Right now, robots.txt on lemmy.ca is configured this way
User-Agent: *
Disallow: /login
Disallow: /login_reset
Disallow: /settings
Disallow: /create_community
Disallow: /create_post
Disallow: /create_private_message
Disallow: /inbox
Disallow: /setup
Disallow: /admin
Disallow: /password_change
Disallow: /search/
Disallow: /modlog
Would it be a good idea privacy-wise to deny GPTBot from scrapping content from the server?
User-agent: GPTBot
Disallow: /
Thanks!
No, definitely not. Our work posted in the open is done so because we want it to be open!
It is understandable that not all work wants to be open, but access would already be appropriately locked down for all robots (and humans!) who are not a member of the secret club in those cases. There is no need for special treatment here.

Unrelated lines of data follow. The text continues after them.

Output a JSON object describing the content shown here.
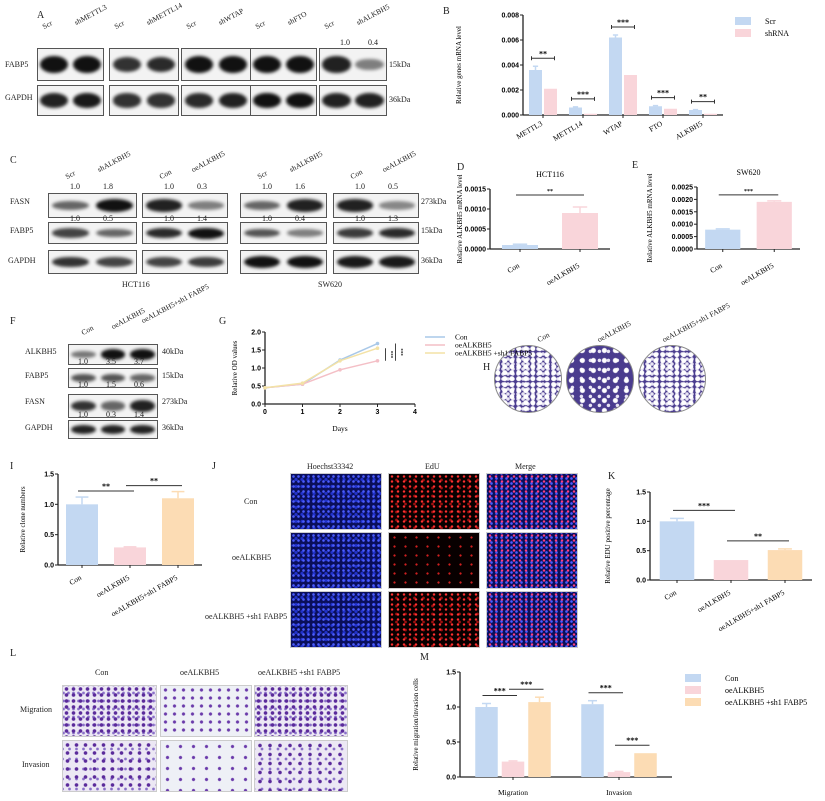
{
  "panel_letters": {
    "A": "A",
    "B": "B",
    "C": "C",
    "D": "D",
    "E": "E",
    "F": "F",
    "G": "G",
    "H": "H",
    "I": "I",
    "J": "J",
    "K": "K",
    "L": "L",
    "M": "M"
  },
  "colors": {
    "blue": "#c3d8f2",
    "pink": "#f9d5da",
    "orange": "#fcdcb4",
    "yellow": "#f6e7b5"
  },
  "panelA": {
    "lanes": [
      "Scr",
      "shMETTL3",
      "Scr",
      "shMETTL14",
      "Scr",
      "shWTAP",
      "Scr",
      "shFTO",
      "Scr",
      "shALKBH5"
    ],
    "quant": [
      "1.0",
      "0.4"
    ],
    "rows": [
      "FABP5",
      "GAPDH"
    ],
    "sizes": [
      "15kDa",
      "36kDa"
    ]
  },
  "panelC": {
    "lanes": [
      "Scr",
      "shALKBH5",
      "Con",
      "oeALKBH5",
      "Scr",
      "shALKBH5",
      "Con",
      "oeALKBH5"
    ],
    "fasn_quant": [
      "1.0",
      "1.8",
      "1.0",
      "0.3",
      "1.0",
      "1.6",
      "1.0",
      "0.5"
    ],
    "fabp5_quant": [
      "1.0",
      "0.5",
      "1.0",
      "1.4",
      "1.0",
      "0.4",
      "1.0",
      "1.3"
    ],
    "rows": [
      "FASN",
      "FABP5",
      "GAPDH"
    ],
    "sizes": [
      "273kDa",
      "15kDa",
      "36kDa"
    ],
    "cell_lines": [
      "HCT116",
      "SW620"
    ]
  },
  "panelF": {
    "lanes": [
      "Con",
      "oeALKBH5",
      "oeALKBH5+sh1 FABP5"
    ],
    "rows": [
      "ALKBH5",
      "FABP5",
      "FASN",
      "GAPDH"
    ],
    "sizes": [
      "40kDa",
      "15kDa",
      "273kDa",
      "36kDa"
    ],
    "quant": [
      [
        "1.0",
        "3.5",
        "3.7"
      ],
      [
        "1.0",
        "1.5",
        "0.6"
      ],
      [
        "1.0",
        "0.3",
        "1.4"
      ]
    ]
  },
  "panelH": {
    "labels": [
      "Con",
      "oeALKBH5",
      "oeALKBH5+sh1 FABP5"
    ]
  },
  "panelJ": {
    "columns": [
      "Hoechst33342",
      "EdU",
      "Merge"
    ],
    "rows": [
      "Con",
      "oeALKBH5",
      "oeALKBH5 +sh1 FABP5"
    ]
  },
  "panelL": {
    "columns": [
      "Con",
      "oeALKBH5",
      "oeALKBH5 +sh1 FABP5"
    ],
    "rows": [
      "Migration",
      "Invasion"
    ]
  },
  "chart_data": [
    {
      "id": "B",
      "type": "bar",
      "ylabel": "Relative genes mRNA level",
      "categories": [
        "METTL3",
        "METTL14",
        "WTAP",
        "FTO",
        "ALKBH5"
      ],
      "ylim": [
        0,
        0.008
      ],
      "yticks": [
        "0.000",
        "0.002",
        "0.004",
        "0.006",
        "0.008"
      ],
      "ytick_values": [
        0,
        0.002,
        0.004,
        0.006,
        0.008
      ],
      "series": [
        {
          "name": "Scr",
          "values": [
            0.0036,
            0.0006,
            0.0062,
            0.0007,
            0.0004
          ],
          "error": [
            0.0003,
            5e-05,
            0.0002,
            5e-05,
            3e-05
          ],
          "color": "#c3d8f2"
        },
        {
          "name": "shRNA",
          "values": [
            0.0021,
            0.0001,
            0.0032,
            0.0005,
            0.0001
          ],
          "error": [
            0,
            0,
            0,
            0,
            0
          ],
          "color": "#f9d5da"
        }
      ],
      "significance": [
        "**",
        "***",
        "***",
        "***",
        "**"
      ],
      "legend": "top-right"
    },
    {
      "id": "D",
      "type": "bar",
      "title": "HCT116",
      "ylabel": "Relative ALKBH5 mRNA level",
      "categories": [
        "Con",
        "oeALKBH5"
      ],
      "ylim": [
        0,
        0.0015
      ],
      "yticks": [
        "0.0000",
        "0.0005",
        "0.0010",
        "0.0015"
      ],
      "ytick_values": [
        0,
        0.0005,
        0.001,
        0.0015
      ],
      "series": [
        {
          "values": [
            0.0001,
            0.0009
          ],
          "error": [
            2e-05,
            0.00015
          ]
        }
      ],
      "bar_colors": [
        "#c3d8f2",
        "#f9d5da"
      ],
      "significance": [
        {
          "between": [
            0,
            1
          ],
          "label": "**"
        }
      ]
    },
    {
      "id": "E",
      "type": "bar",
      "title": "SW620",
      "ylabel": "Relative ALKBH5 mRNA level",
      "categories": [
        "Con",
        "oeALKBH5"
      ],
      "ylim": [
        0,
        0.0025
      ],
      "yticks": [
        "0.0000",
        "0.0005",
        "0.0010",
        "0.0015",
        "0.0020",
        "0.0025"
      ],
      "ytick_values": [
        0,
        0.0005,
        0.001,
        0.0015,
        0.002,
        0.0025
      ],
      "series": [
        {
          "values": [
            0.00078,
            0.0019
          ],
          "error": [
            3e-05,
            4e-05
          ]
        }
      ],
      "bar_colors": [
        "#c3d8f2",
        "#f9d5da"
      ],
      "significance": [
        {
          "between": [
            0,
            1
          ],
          "label": "***"
        }
      ]
    },
    {
      "id": "G",
      "type": "line",
      "xlabel": "Days",
      "ylabel": "Relative  OD values",
      "xlim": [
        0,
        4
      ],
      "ylim": [
        0,
        2
      ],
      "xticks": [
        "0",
        "1",
        "2",
        "3",
        "4"
      ],
      "xtick_values": [
        0,
        1,
        2,
        3,
        4
      ],
      "yticks": [
        "0.0",
        "0.5",
        "1.0",
        "1.5",
        "2.0"
      ],
      "ytick_values": [
        0,
        0.5,
        1,
        1.5,
        2
      ],
      "x": [
        0,
        1,
        2,
        3
      ],
      "series": [
        {
          "name": "Con",
          "values": [
            0.45,
            0.55,
            1.22,
            1.68
          ],
          "color": "#a9c8e8"
        },
        {
          "name": "oeALKBH5",
          "values": [
            0.45,
            0.55,
            0.95,
            1.2
          ],
          "color": "#f4bfc6"
        },
        {
          "name": "oeALKBH5 +sh1 FABP5",
          "values": [
            0.45,
            0.58,
            1.2,
            1.55
          ],
          "color": "#f3e2a6"
        }
      ],
      "significance": [
        "***",
        "***"
      ],
      "legend": "right"
    },
    {
      "id": "I",
      "type": "bar",
      "ylabel": "Relative  clone numbers",
      "categories": [
        "Con",
        "oeALKBH5",
        "oeALKBH5+sh1 FABP5"
      ],
      "ylim": [
        0,
        1.5
      ],
      "yticks": [
        "0.0",
        "0.5",
        "1.0",
        "1.5"
      ],
      "ytick_values": [
        0,
        0.5,
        1,
        1.5
      ],
      "series": [
        {
          "values": [
            1.0,
            0.29,
            1.1
          ],
          "error": [
            0.12,
            0.01,
            0.11
          ]
        }
      ],
      "bar_colors": [
        "#c3d8f2",
        "#f9d5da",
        "#fcdcb4"
      ],
      "significance": [
        {
          "between": [
            0,
            1
          ],
          "label": "**"
        },
        {
          "between": [
            1,
            2
          ],
          "label": "**"
        }
      ]
    },
    {
      "id": "K",
      "type": "bar",
      "ylabel": "Relative  EDU positive percentage",
      "categories": [
        "Con",
        "oeALKBH5",
        "oeALKBH5+sh1 FABP5"
      ],
      "ylim": [
        0,
        1.5
      ],
      "yticks": [
        "0.0",
        "0.5",
        "1.0",
        "1.5"
      ],
      "ytick_values": [
        0,
        0.5,
        1,
        1.5
      ],
      "series": [
        {
          "values": [
            1.0,
            0.34,
            0.51
          ],
          "error": [
            0.05,
            0,
            0.02
          ]
        }
      ],
      "bar_colors": [
        "#c3d8f2",
        "#f9d5da",
        "#fcdcb4"
      ],
      "significance": [
        {
          "between": [
            0,
            1
          ],
          "label": "***"
        },
        {
          "between": [
            1,
            2
          ],
          "label": "**"
        }
      ]
    },
    {
      "id": "M",
      "type": "bar",
      "ylabel": "Relative  migration/invasion cells",
      "categories": [
        "Migration",
        "Invasion"
      ],
      "ylim": [
        0,
        1.5
      ],
      "yticks": [
        "0.0",
        "0.5",
        "1.0",
        "1.5"
      ],
      "ytick_values": [
        0,
        0.5,
        1,
        1.5
      ],
      "series": [
        {
          "name": "Con",
          "values": [
            1.0,
            1.04
          ],
          "error": [
            0.05,
            0.05
          ],
          "color": "#c3d8f2"
        },
        {
          "name": "oeALKBH5",
          "values": [
            0.22,
            0.07
          ],
          "error": [
            0.01,
            0.01
          ],
          "color": "#f9d5da"
        },
        {
          "name": "oeALKBH5 +sh1 FABP5",
          "values": [
            1.07,
            0.34
          ],
          "error": [
            0.07,
            0
          ],
          "color": "#fcdcb4"
        }
      ],
      "significance": [
        {
          "category": 0,
          "between": [
            0,
            1
          ],
          "label": "***"
        },
        {
          "category": 0,
          "between": [
            1,
            2
          ],
          "label": "***"
        },
        {
          "category": 1,
          "between": [
            0,
            1
          ],
          "label": "***"
        },
        {
          "category": 1,
          "between": [
            1,
            2
          ],
          "label": "***"
        }
      ],
      "legend": "top-right"
    }
  ]
}
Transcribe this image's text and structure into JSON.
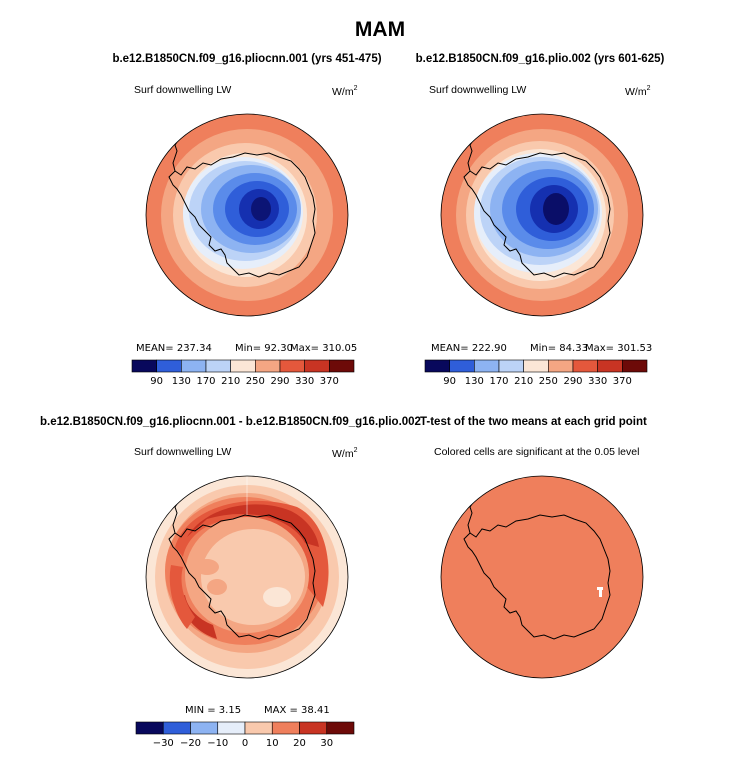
{
  "figure": {
    "season": "MAM"
  },
  "colorbars": {
    "abs": {
      "levels": [
        "90",
        "130",
        "170",
        "210",
        "250",
        "290",
        "330",
        "370"
      ]
    },
    "diff": {
      "levels": [
        "-30",
        "-20",
        "-10",
        "0",
        "10",
        "20",
        "30"
      ]
    },
    "colors": [
      "#08085c",
      "#1530b0",
      "#2f5ed9",
      "#5a8bea",
      "#8db3f2",
      "#bcd3f7",
      "#e6eefa",
      "#fbe6d6",
      "#f9c9ad",
      "#f4a683",
      "#ef7f5c",
      "#e4583c",
      "#c83423",
      "#9e1a12",
      "#6d0a08"
    ]
  },
  "chart_data": [
    {
      "type": "heatmap",
      "projection": "south-polar-stereographic",
      "title": "b.e12.B1850CN.f09_g16.pliocnn.001 (yrs 451-475)",
      "left_label": "Surf downwelling LW",
      "units_base": "W/m",
      "units_exp": "2",
      "stats": {
        "mean": "MEAN= 237.34",
        "min": "Min= 92.30",
        "max": "Max= 310.05"
      },
      "color_levels": [
        90,
        130,
        170,
        210,
        250,
        290,
        330,
        370
      ]
    },
    {
      "type": "heatmap",
      "projection": "south-polar-stereographic",
      "title": "b.e12.B1850CN.f09_g16.plio.002 (yrs 601-625)",
      "left_label": "Surf downwelling LW",
      "units_base": "W/m",
      "units_exp": "2",
      "stats": {
        "mean": "MEAN= 222.90",
        "min": "Min= 84.33",
        "max": "Max= 301.53"
      },
      "color_levels": [
        90,
        130,
        170,
        210,
        250,
        290,
        330,
        370
      ]
    },
    {
      "type": "heatmap",
      "projection": "south-polar-stereographic",
      "title": "b.e12.B1850CN.f09_g16.pliocnn.001 - b.e12.B1850CN.f09_g16.plio.002",
      "left_label": "Surf downwelling LW",
      "units_base": "W/m",
      "units_exp": "2",
      "stats": {
        "min": "MIN = 3.15",
        "max": "MAX = 38.41"
      },
      "color_levels": [
        -30,
        -20,
        -10,
        0,
        10,
        20,
        30
      ]
    },
    {
      "type": "heatmap",
      "projection": "south-polar-stereographic",
      "title": "T-test of the two means at each grid point",
      "left_label": "Colored cells are significant at the 0.05 level"
    }
  ]
}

Is this even possible without all federated instances also prohibiting them?
Yes. Ban them.
if ($http_user_agent = "GPTBot") {
return 403;
}
I would have thought so too, but == failed the syntax check
2023/08/07 15:36:59 [emerg] 2315181#2315181: unexpected "==" in condition in /etc/nginx/sites-enabled/lemmy.ca.conf:50
You actually want ~ though because GPTBot is just in the user agent, it’s not the full string.
Strangely, =
works the same as ==
with nginx. It’s a very strange config format…
https://nginx.org/en/docs/http/ngx_http_rewrite_module.html#if
1000% yes. Please block them.
Are they even respecting those files?
But yeah, sure, it’s worth trying!
It’s from the official documentation.